I deployed Longhorn 1.8.0 on Talos Linux 1.9.2 using Helm and for the most part, default options. I’m using the v2 engine and I have 3 dedicated storage nodes and followed the Talos specific setup for the bind mounts, huge pages and kernel modules. After deploying the Helm chart, I noticed instance-manager-*
pods failing to start on the other non storage worker nodes and complaining that there wasn’t enough huge pages available.
I then tried labeling my 3 storage nodes and updating the Helm chart by adding nodeSelector for longhornManager, longhornUI, longhornDriver, and global sections. However, I still see instance-manager-* nodes on other workers.
Finally I tried setting “System Managed Components Node Selector” to the node label, but this prevented me from attaching PVCs to non storage worker nodes so I removed it.

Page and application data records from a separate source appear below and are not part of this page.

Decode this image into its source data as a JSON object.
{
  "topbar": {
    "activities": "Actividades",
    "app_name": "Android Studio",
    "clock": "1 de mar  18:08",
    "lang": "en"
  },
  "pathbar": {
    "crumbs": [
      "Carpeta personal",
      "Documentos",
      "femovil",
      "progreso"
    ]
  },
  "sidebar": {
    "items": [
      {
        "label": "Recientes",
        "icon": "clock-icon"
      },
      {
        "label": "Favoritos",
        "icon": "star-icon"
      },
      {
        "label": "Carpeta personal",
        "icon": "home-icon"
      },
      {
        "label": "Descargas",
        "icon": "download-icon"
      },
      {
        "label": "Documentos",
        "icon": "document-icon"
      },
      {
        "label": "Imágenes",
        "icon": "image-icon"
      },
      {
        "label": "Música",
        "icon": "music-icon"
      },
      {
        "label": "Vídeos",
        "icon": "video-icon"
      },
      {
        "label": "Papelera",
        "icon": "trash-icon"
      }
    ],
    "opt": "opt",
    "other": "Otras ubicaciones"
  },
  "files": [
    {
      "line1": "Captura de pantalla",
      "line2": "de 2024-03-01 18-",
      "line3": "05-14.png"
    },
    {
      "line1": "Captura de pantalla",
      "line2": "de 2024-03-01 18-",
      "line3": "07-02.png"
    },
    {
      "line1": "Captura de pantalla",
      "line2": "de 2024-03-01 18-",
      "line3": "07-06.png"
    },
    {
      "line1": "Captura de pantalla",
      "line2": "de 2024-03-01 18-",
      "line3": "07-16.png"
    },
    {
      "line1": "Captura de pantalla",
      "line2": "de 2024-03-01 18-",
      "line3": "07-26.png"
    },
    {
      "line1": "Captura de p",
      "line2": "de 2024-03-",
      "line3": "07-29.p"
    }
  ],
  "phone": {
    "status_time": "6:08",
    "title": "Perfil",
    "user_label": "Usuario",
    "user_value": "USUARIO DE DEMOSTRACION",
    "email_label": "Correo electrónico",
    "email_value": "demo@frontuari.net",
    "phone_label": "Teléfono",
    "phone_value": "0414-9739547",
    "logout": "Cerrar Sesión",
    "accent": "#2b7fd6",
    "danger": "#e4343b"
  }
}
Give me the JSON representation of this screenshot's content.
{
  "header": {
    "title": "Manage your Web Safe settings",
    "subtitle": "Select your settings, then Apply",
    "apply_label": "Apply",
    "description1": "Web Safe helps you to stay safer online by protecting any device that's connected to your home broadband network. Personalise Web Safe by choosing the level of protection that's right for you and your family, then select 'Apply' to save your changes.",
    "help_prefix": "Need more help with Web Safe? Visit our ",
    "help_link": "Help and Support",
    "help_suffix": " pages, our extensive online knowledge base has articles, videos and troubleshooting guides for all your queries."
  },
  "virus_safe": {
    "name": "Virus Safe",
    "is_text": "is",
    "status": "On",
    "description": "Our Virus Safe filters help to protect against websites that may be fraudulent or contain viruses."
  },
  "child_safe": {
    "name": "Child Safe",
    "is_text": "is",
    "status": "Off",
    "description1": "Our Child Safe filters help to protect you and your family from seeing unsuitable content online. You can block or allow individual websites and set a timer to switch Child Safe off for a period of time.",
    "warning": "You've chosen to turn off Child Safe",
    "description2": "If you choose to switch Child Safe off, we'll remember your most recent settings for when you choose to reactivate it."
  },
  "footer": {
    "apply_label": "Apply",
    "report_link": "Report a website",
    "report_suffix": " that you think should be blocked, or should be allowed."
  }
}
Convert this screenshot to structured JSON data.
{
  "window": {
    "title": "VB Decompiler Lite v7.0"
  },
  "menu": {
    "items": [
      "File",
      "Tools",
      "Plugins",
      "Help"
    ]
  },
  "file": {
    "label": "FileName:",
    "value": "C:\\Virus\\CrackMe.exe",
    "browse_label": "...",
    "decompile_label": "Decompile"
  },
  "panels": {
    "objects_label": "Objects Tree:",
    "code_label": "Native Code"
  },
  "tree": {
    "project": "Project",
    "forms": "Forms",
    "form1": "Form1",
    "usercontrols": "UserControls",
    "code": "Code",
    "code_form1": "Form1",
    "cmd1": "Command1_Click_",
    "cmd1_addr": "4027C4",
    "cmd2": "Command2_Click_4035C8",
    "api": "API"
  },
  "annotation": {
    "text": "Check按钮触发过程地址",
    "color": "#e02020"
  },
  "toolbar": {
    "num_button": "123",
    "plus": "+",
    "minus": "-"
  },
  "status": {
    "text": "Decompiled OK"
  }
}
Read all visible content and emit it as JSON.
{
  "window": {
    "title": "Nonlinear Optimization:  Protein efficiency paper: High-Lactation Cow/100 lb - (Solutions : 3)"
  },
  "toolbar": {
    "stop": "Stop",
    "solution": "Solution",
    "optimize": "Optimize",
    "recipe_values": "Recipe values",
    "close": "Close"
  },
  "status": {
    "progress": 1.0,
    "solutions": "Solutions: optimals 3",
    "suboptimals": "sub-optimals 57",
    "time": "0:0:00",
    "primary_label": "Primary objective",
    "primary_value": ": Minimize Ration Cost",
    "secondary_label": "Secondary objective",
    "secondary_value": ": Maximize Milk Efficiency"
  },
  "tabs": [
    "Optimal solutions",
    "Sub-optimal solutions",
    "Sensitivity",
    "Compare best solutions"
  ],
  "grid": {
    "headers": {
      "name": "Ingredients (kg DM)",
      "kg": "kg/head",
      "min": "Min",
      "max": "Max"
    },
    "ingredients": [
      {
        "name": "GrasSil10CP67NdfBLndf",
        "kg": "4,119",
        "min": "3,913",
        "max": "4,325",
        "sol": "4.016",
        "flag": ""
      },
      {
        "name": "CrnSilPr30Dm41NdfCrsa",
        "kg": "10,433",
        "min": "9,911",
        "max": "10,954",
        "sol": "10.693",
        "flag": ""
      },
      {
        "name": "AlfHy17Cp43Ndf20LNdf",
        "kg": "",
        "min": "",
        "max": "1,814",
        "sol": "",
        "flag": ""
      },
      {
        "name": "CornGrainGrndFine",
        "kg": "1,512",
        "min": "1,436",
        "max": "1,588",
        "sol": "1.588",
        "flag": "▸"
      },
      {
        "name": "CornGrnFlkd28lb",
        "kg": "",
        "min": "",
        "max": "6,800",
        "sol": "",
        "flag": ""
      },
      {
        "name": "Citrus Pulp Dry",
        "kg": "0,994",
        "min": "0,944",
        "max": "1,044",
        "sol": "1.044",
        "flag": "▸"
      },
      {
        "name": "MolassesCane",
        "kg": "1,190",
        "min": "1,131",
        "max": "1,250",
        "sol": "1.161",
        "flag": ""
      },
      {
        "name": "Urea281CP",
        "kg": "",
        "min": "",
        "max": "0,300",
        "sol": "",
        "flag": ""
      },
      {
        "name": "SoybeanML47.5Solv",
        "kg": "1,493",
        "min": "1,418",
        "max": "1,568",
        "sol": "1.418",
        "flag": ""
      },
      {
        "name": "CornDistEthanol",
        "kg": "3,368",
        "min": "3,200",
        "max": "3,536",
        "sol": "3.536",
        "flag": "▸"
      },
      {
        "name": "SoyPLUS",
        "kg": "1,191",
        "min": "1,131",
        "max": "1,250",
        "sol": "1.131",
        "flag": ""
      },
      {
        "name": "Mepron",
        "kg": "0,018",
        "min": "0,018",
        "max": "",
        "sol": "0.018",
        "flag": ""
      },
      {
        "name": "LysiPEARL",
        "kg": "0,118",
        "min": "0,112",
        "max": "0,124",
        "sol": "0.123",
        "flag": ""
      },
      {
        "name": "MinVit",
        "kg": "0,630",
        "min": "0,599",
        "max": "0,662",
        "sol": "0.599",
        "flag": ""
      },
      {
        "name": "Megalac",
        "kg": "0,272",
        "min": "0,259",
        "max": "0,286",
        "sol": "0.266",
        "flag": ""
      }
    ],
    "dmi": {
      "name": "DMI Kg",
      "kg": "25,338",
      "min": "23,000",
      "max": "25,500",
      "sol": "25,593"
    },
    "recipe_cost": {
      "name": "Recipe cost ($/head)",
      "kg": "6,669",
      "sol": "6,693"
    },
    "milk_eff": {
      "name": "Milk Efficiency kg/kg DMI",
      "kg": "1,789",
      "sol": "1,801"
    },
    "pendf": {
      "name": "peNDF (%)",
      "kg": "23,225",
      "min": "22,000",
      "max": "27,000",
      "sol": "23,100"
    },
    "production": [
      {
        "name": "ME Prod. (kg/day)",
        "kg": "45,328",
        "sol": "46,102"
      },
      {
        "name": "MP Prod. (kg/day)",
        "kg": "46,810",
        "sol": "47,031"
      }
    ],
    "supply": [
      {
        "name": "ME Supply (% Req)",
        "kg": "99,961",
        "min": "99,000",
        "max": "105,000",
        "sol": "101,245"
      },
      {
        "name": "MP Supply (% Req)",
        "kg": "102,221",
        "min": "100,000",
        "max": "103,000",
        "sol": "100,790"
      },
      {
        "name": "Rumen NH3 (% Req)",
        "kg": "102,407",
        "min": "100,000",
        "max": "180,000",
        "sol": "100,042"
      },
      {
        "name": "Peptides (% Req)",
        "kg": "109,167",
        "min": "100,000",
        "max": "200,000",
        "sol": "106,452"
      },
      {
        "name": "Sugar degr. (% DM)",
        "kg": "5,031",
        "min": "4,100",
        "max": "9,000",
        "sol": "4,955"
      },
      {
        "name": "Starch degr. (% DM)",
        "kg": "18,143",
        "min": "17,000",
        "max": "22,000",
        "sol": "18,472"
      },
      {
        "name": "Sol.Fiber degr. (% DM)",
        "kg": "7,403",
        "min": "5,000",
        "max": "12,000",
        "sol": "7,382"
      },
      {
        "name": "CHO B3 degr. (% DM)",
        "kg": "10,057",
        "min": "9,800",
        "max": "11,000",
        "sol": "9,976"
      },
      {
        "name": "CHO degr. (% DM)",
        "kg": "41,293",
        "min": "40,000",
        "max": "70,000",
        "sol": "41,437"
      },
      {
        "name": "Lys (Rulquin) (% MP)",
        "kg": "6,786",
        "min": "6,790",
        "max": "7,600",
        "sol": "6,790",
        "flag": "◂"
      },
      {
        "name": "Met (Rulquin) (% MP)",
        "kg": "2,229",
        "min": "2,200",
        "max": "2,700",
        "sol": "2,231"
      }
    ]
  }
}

For now, I added huge pages to the remaining worker nodes and Longhorn is working with the v2 engine. I checked the documentation, but I don’t understand what instance-manager pods actually do and if it’s necessary for them to run on all worker nodes.
Another question is why the instance-manager pods use about 1cpu and a little bit of RAM on the non storage worker nodes, but they utilize 0/0 for the actual storage nodes. Can someone help me understand what these pods actually do and why I can’t just run them on storage nodes only?